Everything You Need to Know about Finding a Missing Nuke
When a routine Cold War operation went terribly wrong, two planes and seven men died, a village got contaminated and a hydrogen bomb disappeared.
The search and cleanup required 1,400 American and Spanish personnel, a dozen aircraft, 27 U.S. Navy ships and five submarines. It cost more than $120 million and a lot of diplomatic capital.
And it made an obscure 18th-century mathematical theorem a practical solution to finding veritable needles in haystacks.
Around 10 a.m. on Jan. 17, 1966, two B-52Gs of the 31st Bomb Squadron based out of North Carolina approached two KC-135 tankers over the Spanish coast southwest of Cartagena.
The bombers each carried four 1.5-megaton B-28 hydrogen bombs as part of Operation Chrome Dome, a U.S. deterrence mission that placed nuclear-armed bombers on the Soviet Union’s doorsteps.
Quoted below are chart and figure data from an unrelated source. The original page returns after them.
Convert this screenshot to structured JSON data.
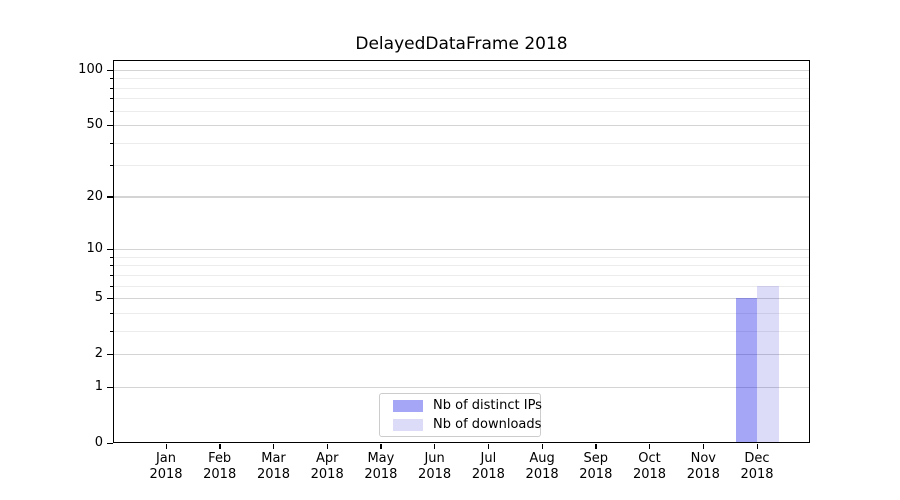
{
  "chart_data": {
    "type": "bar",
    "title": "DelayedDataFrame 2018",
    "categories": [
      "Jan 2018",
      "Feb 2018",
      "Mar 2018",
      "Apr 2018",
      "May 2018",
      "Jun 2018",
      "Jul 2018",
      "Aug 2018",
      "Sep 2018",
      "Oct 2018",
      "Nov 2018",
      "Dec 2018"
    ],
    "x_tick_months": [
      "Jan",
      "Feb",
      "Mar",
      "Apr",
      "May",
      "Jun",
      "Jul",
      "Aug",
      "Sep",
      "Oct",
      "Nov",
      "Dec"
    ],
    "x_tick_year": "2018",
    "series": [
      {
        "name": "Nb of distinct IPs",
        "color": "rgba(0,0,230,0.35)",
        "values": [
          0,
          0,
          0,
          0,
          0,
          0,
          0,
          0,
          0,
          0,
          0,
          5
        ]
      },
      {
        "name": "Nb of downloads",
        "color": "rgba(20,20,215,0.15)",
        "values": [
          0,
          0,
          0,
          0,
          0,
          0,
          0,
          0,
          0,
          0,
          0,
          6
        ]
      }
    ],
    "yscale": "log1p",
    "ylim": [
      0,
      112
    ],
    "y_major_ticks": [
      0,
      1,
      2,
      5,
      10,
      20,
      50,
      100
    ],
    "y_minor_ticks": [
      3,
      4,
      6,
      7,
      8,
      9,
      30,
      40,
      60,
      70,
      80,
      90
    ],
    "xlabel": "",
    "ylabel": "",
    "grid": "horizontal",
    "legend_position": "lower center"
  },
  "colors": {
    "grid_major": "#d4d4d4",
    "grid_minor": "#ececec",
    "spine": "#000000",
    "text": "#000000",
    "legend_border": "#cccccc",
    "background": "#ffffff"
  }
}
The resulting breakup destroyed the tanker in a fireball of blazing jet fuel. All four crew on board the tanker died. One hundred tons of flaming wreckage fell upon the arid hamlet of Palomares, near the Mediterranean Sea.
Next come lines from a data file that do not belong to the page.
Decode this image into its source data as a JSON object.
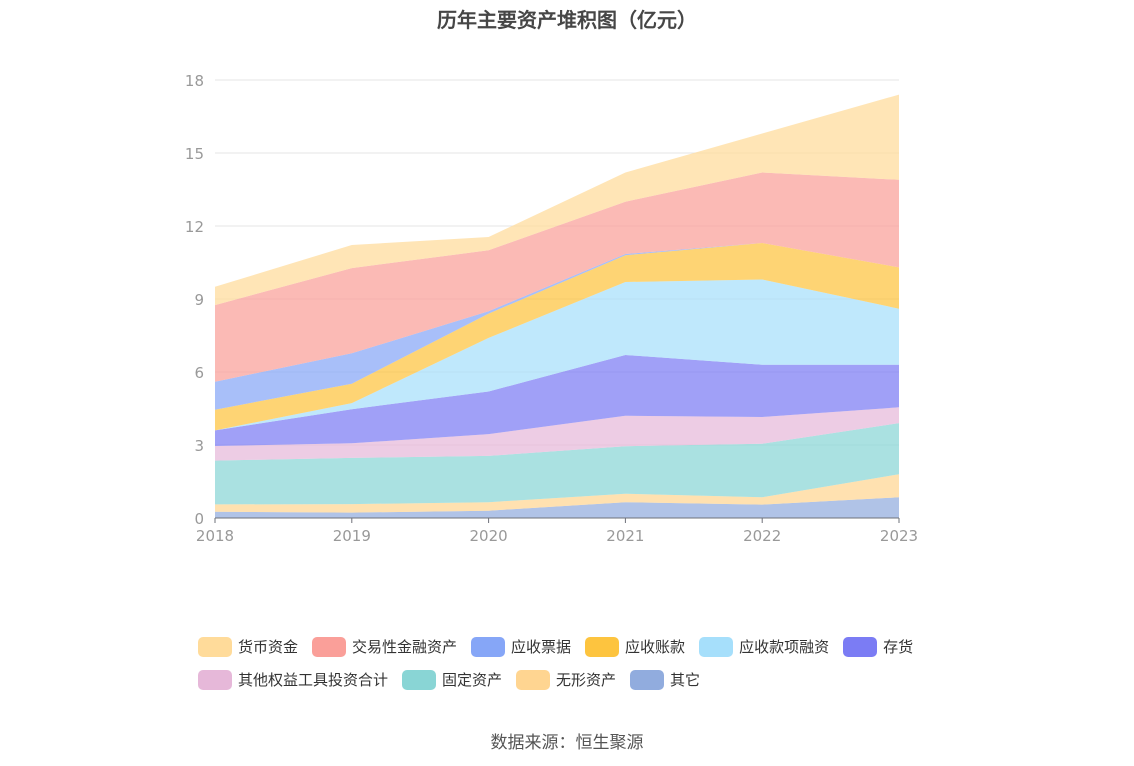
{
  "chart_data": {
    "type": "area",
    "stacked": true,
    "title": "历年主要资产堆积图（亿元）",
    "x": [
      "2018",
      "2019",
      "2020",
      "2021",
      "2022",
      "2023"
    ],
    "ylim": [
      0,
      18
    ],
    "yticks": [
      "0",
      "3",
      "6",
      "9",
      "12",
      "15",
      "18"
    ],
    "grid": true,
    "legend_position": "bottom",
    "series": [
      {
        "name": "其它",
        "color": "#91acde",
        "values": [
          0.26,
          0.22,
          0.3,
          0.65,
          0.55,
          0.85
        ]
      },
      {
        "name": "无形资产",
        "color": "#ffd591",
        "values": [
          0.3,
          0.35,
          0.35,
          0.35,
          0.3,
          0.95
        ]
      },
      {
        "name": "固定资产",
        "color": "#89d5d5",
        "values": [
          1.8,
          1.9,
          1.9,
          1.95,
          2.2,
          2.1
        ]
      },
      {
        "name": "其他权益工具投资合计",
        "color": "#e6b8d9",
        "values": [
          0.6,
          0.6,
          0.9,
          1.25,
          1.1,
          0.65
        ]
      },
      {
        "name": "存货",
        "color": "#7b7cf4",
        "values": [
          0.64,
          1.4,
          1.75,
          2.5,
          2.15,
          1.75
        ]
      },
      {
        "name": "应收款项融资",
        "color": "#a6dffb",
        "values": [
          0.0,
          0.25,
          2.2,
          3.0,
          3.5,
          2.3
        ]
      },
      {
        "name": "应收账款",
        "color": "#fdc43f",
        "values": [
          0.85,
          0.8,
          1.0,
          1.1,
          1.5,
          1.7
        ]
      },
      {
        "name": "应收票据",
        "color": "#86a6f7",
        "values": [
          1.15,
          1.25,
          0.1,
          0.05,
          0.0,
          0.0
        ]
      },
      {
        "name": "交易性金融资产",
        "color": "#fa9f99",
        "values": [
          3.15,
          3.5,
          2.5,
          2.15,
          2.9,
          3.6
        ]
      },
      {
        "name": "货币资金",
        "color": "#ffdb9a",
        "values": [
          0.75,
          0.95,
          0.55,
          1.2,
          1.6,
          3.5
        ]
      }
    ]
  },
  "legend": {
    "rows": [
      [
        {
          "label": "货币资金",
          "color": "#ffdb9a"
        },
        {
          "label": "交易性金融资产",
          "color": "#fa9f99"
        },
        {
          "label": "应收票据",
          "color": "#86a6f7"
        },
        {
          "label": "应收账款",
          "color": "#fdc43f"
        },
        {
          "label": "应收款项融资",
          "color": "#a6dffb"
        },
        {
          "label": "存货",
          "color": "#7b7cf4"
        }
      ],
      [
        {
          "label": "其他权益工具投资合计",
          "color": "#e6b8d9"
        },
        {
          "label": "固定资产",
          "color": "#89d5d5"
        },
        {
          "label": "无形资产",
          "color": "#ffd591"
        },
        {
          "label": "其它",
          "color": "#91acde"
        }
      ]
    ]
  },
  "source": "数据来源：恒生聚源"
}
Three of the four H-bombs aboard the bomber fell there, too.
Within 24 hours, a U.S. Air Force disaster team arrived from Torrejon Air Base near Madrid. Specialists from the Los Alamos and Sandia weapons labs — and Air Force logistics units — descended on the tiny rural town.
The search teams found the three H-bombs within a day. One landed on a soft slope, its casing relatively intact. The high explosives within the other two bombs detonated on impact, blowing 100-foot-wide craters in the dry soil and scattering plutonium, uranium and tritium across the landscape.
The region’s long history of human habitation complicated the land search. Almeria, the province where Palomares sits, hosted a mining industry for more than 5,000 years. Countless mine shafts, diggings and depressions pepper its dry landscape made famous by the spaghetti westerns filmed there.
For several weeks, American troops and Spanish police searched the area with radiation detectors, but failed to find the fourth bomb. Eyewitness accounts claimed something on a parachute fell into the sea.
The U.S. Navy moved a fleet tug to the Spanish coast within eight hours of the accident. Five days after the crash, the Air Force officially asked the Navy for help finding the missing bomb. The Navy tapped one of its resident wizards for the task.
Wizard at work
John Piña Craven looked the part and delivered the goods. Handsome, brilliant and accomplished, he studied engineering and hydraulics at the California Institute of Technology and the University of Iowa after his decorated service in World War II.
Upon his return to Navy service as a civilian scientist, he fixed a structural problem with the nuclear-powered USS Nautilus and oversaw the Polaris sub-launched ballistic missile program.
After the loss of submarine USS Thresher in 1963, the Navy put Craven — now head of its Special Projects Office — in charge of deep-sea rescue and salvage research. Three years later he had to find the missing H-bomb … and quickly.
The Soviets would surely hunt for the weapon, and the White House poured on the pressure. Pres. Lyndon Johnson rejected the Navy’s assurances that the bomb was lost at sea forever. But finding an object the size of a kayak in hundreds of square miles of poorly-mapped sea bottom seemed close to impossible.
After weeks of fruitless undersea search by divers and sonar, Craven turned to the wizardly world of mathematics. An obscure 250-year-old probability theory might work.
In an unpublished manuscript dating to the 1760s, the English minister and statistician Thomas Bayes first proposed the idea that bears his name. Bayes’ Theorem mathematically describes how “by updating our initial beliefs with objective new information, we can get a new and improved belief,” according to science writer Sharon Bertsch McGrayne.
Craven realized Bayes’ Theorem could improve the search team’s beliefs about where the missing bomb was. He first ordered up a detailed map of the sea bottom off Palomares, then asked his salvage and search experts to place bets on every possible event that could have occurred during the bomb’s fall.
The bomb had two parachutes — what were the odds that one opened? That both opened? That neither did? What were the odds it fell straight into the water? What if it fell at such-and-such an angle? Craven’s team explored hundreds of possibilities and calculated the probabilities of each one.
The calculated probabilities put the bomb’s location in many different places off shore. Craven’s mathematicians then calculated the likelihood of each proposed location based on the initial round of bets and assigned probabilities to each location.
Essentially, the mathematicians quantified their beliefs about where they thought the bomb went, based on the scenarios they worked out. They finally mapped their beliefs onto the ocean floor.
This “probability map” indicated the most promising places to search for the lost bomb — but those places lay far from where conventional search techniques said it was. The scientists’ bets indicated the bomb was nowhere near the planes’ wreckage.
The Navy sent down the research subs Alvin and Aluminaut to check the locations, but their searches turned up empty. Craven’s wizards recalculated their odds based on the new search information. More time passed.